Tami has become an accomplished genealogist and family historian researching at the National Archives and Records Administration in Laguna Niguel, CA. "My mother's family got off the Mayflower (1620). I have Spanish in me too and some American Indian from Michoacán, Mexico. But I grew up with my dad's side of the family and my aunts. They were all Dutch from Elburg in the province of Gelderland, Netherlands."
South Orange County is also the home of the Laguna Niguel California Family History Center. This center harbors centuries-old records. It was while trying to find out more about her maternal family that Tami ended up learning more about her father's kin. "It is amazing how much history you learn just through doing genealogy. My great-grandfather died January 15, 1863, in the American Civil War (1861-1865) of Typhoid fever. His father fought in the War of 1812 and his great grandfather in the Revolutionary War (1775-1783)." All of them were mainly Irish descent, originally from the southwestern part of Northern Ireland. They settled in Vermont, New York, Massachusetts, Ohio, Michigan, and Iowa.
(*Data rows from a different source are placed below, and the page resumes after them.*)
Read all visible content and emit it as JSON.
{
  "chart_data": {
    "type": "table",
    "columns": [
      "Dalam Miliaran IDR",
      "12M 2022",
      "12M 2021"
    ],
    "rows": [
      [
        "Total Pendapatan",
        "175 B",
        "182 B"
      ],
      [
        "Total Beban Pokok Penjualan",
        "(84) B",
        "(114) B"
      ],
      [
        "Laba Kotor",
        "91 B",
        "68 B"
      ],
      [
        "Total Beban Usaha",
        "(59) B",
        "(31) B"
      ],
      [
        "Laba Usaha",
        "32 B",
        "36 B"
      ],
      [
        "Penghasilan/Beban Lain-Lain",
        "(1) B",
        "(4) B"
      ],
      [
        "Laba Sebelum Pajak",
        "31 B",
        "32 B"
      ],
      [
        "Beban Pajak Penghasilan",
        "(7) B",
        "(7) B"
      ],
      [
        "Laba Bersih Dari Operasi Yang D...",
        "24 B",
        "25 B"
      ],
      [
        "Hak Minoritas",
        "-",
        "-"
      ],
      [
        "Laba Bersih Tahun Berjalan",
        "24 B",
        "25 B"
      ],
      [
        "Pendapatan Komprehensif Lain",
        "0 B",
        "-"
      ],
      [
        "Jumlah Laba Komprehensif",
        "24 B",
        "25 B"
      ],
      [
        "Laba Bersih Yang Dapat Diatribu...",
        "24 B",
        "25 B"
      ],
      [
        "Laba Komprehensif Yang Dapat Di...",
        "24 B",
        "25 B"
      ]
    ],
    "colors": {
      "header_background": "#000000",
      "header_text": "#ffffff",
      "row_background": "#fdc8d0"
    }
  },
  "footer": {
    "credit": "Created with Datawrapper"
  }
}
Tami's love for genealogy and history does not surpass her commitment to empowering young women through the Girls Scouts. Working closely with her daughter's troop out of Long Beach, Tami spends most of her spare time carrying out community service, including composting at the Victory Garden in Long Beach and planting trees throughout Southern California. The troop also helps out at marathons, participates in flag ceremonies and parades, serve meals to those in need, and get involved in events like Angel Tree where they collect toys for families in need during the holidays. "Our troop is made up of 8th and 9th graders. They are high achieving girls. Three of them will more than likely sell over 1,000 Girl Scouts Cookies. Through these sales, the girls learn how to work with people, do their marketing campaign, take inventory, manage cash flow, and set budgets for the funds they raise."
Tami still lives in the Cerritos, Artesia area in what used to be her grandmother's home. The farms have now all moved to Chino and Mira Loma near Riverside, CA. Some of the farmers of Dutch-descent, like her cousins, have even moved as far north to Washington state where they still produce dairy. Tami can tell you a lot about Southern California. She is warm and witty, and she will guide you through the dizzying paperwork that the university will sometimes require of you. "When you work in a university, it is kind of like a little city. It is also similar to the theater. I smile and try to do what I can for any request that comes to my door."